A few years ago, when I taught at the downtown campus of our university, I participated in a Bible study group that took place at the church down the street.
I was the youngest member of the group (by a margin of about twenty years) and also the only one who was divorced (everyone else was either married or widowed) and one of two people without children.
Politically I was diametrically opposed to most members of the group, who were avid Fox News watchers and Tea Party sympathizers.
One day we had a discussion about the Parable of the Prodigal Son, which illustrated the conservative mindset.
After rereading the story, the pastor asked each of us with which character we identified. Ironically, even though I was the only childless person present, I was alone in identifying with the father. I've been in situations where I was so happy to see a person again whom I had missed that I was perfectly willing to forgive and forget whatever had happened in the past.
The old ladies, without an exception, identified with the prodigal son's brother, who they believed had been wronged by the father. The poor brother had done everything right, yet the other one, the bad one, got the party. How was that fair? Why wasn't the good brother rewarded and the irresponsible one punished?
I pointed out to them that while the prodigal son had a brief time of debauchery, it was followed by a rather miserable life, during which he had to work as a swineherd -- not a pleasant occupation for a Jew. "Yes," a woman named Elaine replied, "but that was his own fault! He brought it on himself! Besides, the only reason he even came back was that he was broke and miserable. He probably wasn't even really sorry."
"So what would you have done if you were the father?" the pastor asked.
"I would have told him off, of course," Elaine answered. "I would have said, 'You made your bed, so now lie in it. Go right back to where you came from!'"
"But what if the father loved the son so much that he wanted to forgive him?" the pastor followed up.
"Well, but that's not love; that's enabling. Besides, the son did not DESERVE to be forgiven."
"That's exactly the point of the story," I chimed in. "The son didn't deserve forgiveness but received it anyway. According to Jesus, that's how the Kingdom of Heaven works."
"Well," fumed Elaine, "sometimes Jesus is just plain wrong."
The story illustrates how conservatives are obsessed with other people getting what they supposedly do not deserve. That's why they get so upset about people on welfare or unemployment benefits: they see somebody get "something for nothing," and that simply isn't fair to them.

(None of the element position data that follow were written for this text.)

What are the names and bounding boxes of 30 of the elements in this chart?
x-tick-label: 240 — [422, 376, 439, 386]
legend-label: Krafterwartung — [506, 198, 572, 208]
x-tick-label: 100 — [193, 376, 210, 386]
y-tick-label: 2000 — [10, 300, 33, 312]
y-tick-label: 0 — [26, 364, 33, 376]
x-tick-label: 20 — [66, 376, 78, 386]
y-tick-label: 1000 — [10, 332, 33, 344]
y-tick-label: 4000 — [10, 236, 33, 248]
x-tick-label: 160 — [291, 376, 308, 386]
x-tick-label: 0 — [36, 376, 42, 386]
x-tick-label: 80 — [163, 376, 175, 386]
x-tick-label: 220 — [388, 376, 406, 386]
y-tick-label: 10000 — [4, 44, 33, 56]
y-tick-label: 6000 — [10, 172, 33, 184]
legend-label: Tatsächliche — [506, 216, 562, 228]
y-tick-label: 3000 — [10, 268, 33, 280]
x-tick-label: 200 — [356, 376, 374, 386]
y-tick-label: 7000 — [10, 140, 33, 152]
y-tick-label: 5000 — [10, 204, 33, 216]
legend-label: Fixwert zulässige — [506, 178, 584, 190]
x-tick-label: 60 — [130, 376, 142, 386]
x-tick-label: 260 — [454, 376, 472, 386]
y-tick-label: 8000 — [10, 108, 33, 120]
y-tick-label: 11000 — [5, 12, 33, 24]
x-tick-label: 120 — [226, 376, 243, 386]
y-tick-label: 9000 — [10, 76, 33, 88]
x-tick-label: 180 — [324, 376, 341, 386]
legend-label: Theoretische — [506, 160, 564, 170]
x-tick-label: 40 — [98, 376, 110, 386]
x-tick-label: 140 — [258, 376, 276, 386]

This mindset also explains why they identify with the rich, a social stratum to which most conservatives do not belong. They believe that the rich are rich because they "worked hard" -- harder than everyone else. Well, if that were true, our cleaning lady would be rolling in dough. In most cases wealth is the result of inheritance, a special talent, a well-marketed product, sheer luck, or a combination of all of the above.
Non-rich people support tax breaks for the rich because they buy into the narrative that taxes "punish" people for hard work (the concept of taxes as punishment rather than contribution to society has harmed Democratic candidates for decades) and that people work harder if they are motivated by lower taxes. The "hard work" idea also comforts them because it gives them the illusion that they too can be rich one day -- all they have to do is work a little "harder."
With that in mind, it's not surprising that the "camel and eye of the needle" thing is another issue on which Jesus is "wrong." After all, the rich DESERVE everything they have. Also, we all know rich people who are really nice and do lots of good things with their money. As one of the ladies put it, "Jesus only said that because he hadn't met David Robinson yet."
Grace, mercy, and forgiveness are difficult concepts to internalize, even for those who claim to love Jesus. The concept of reward and punishment is much easier to grasp. Elaine and her friends would be much more comfortable with the tenets of Satanism, but they would be extremely offended if someone pointed it out to them.
One problem that the ladies had with the Prodigal Son is the fact that the obedient brother is not rewarded. "If God forgives anybody who is sorry, what incentive do I have to do the right thing?" asked Elaine, Jesus' most outspoken critic.
I pointed out to her that a virtuous life is its own reward. Those who practice a healthy lifestyle and stay out of trouble avoid the pitfalls that come with self-destructive behavior. Kindness leads to good karma. Caring for an animal results in a devoted pet.
For the likes of Elaine,however, intrinsic reward is not enough. They need a gold star from God and a tax break from the government.
At the end of the bible study, as we were leaving the room, one of the ladies gave me this "Don't tell me you're one of those liberals" look. The pastor put his arm around me and said, "She's alright. She gets it."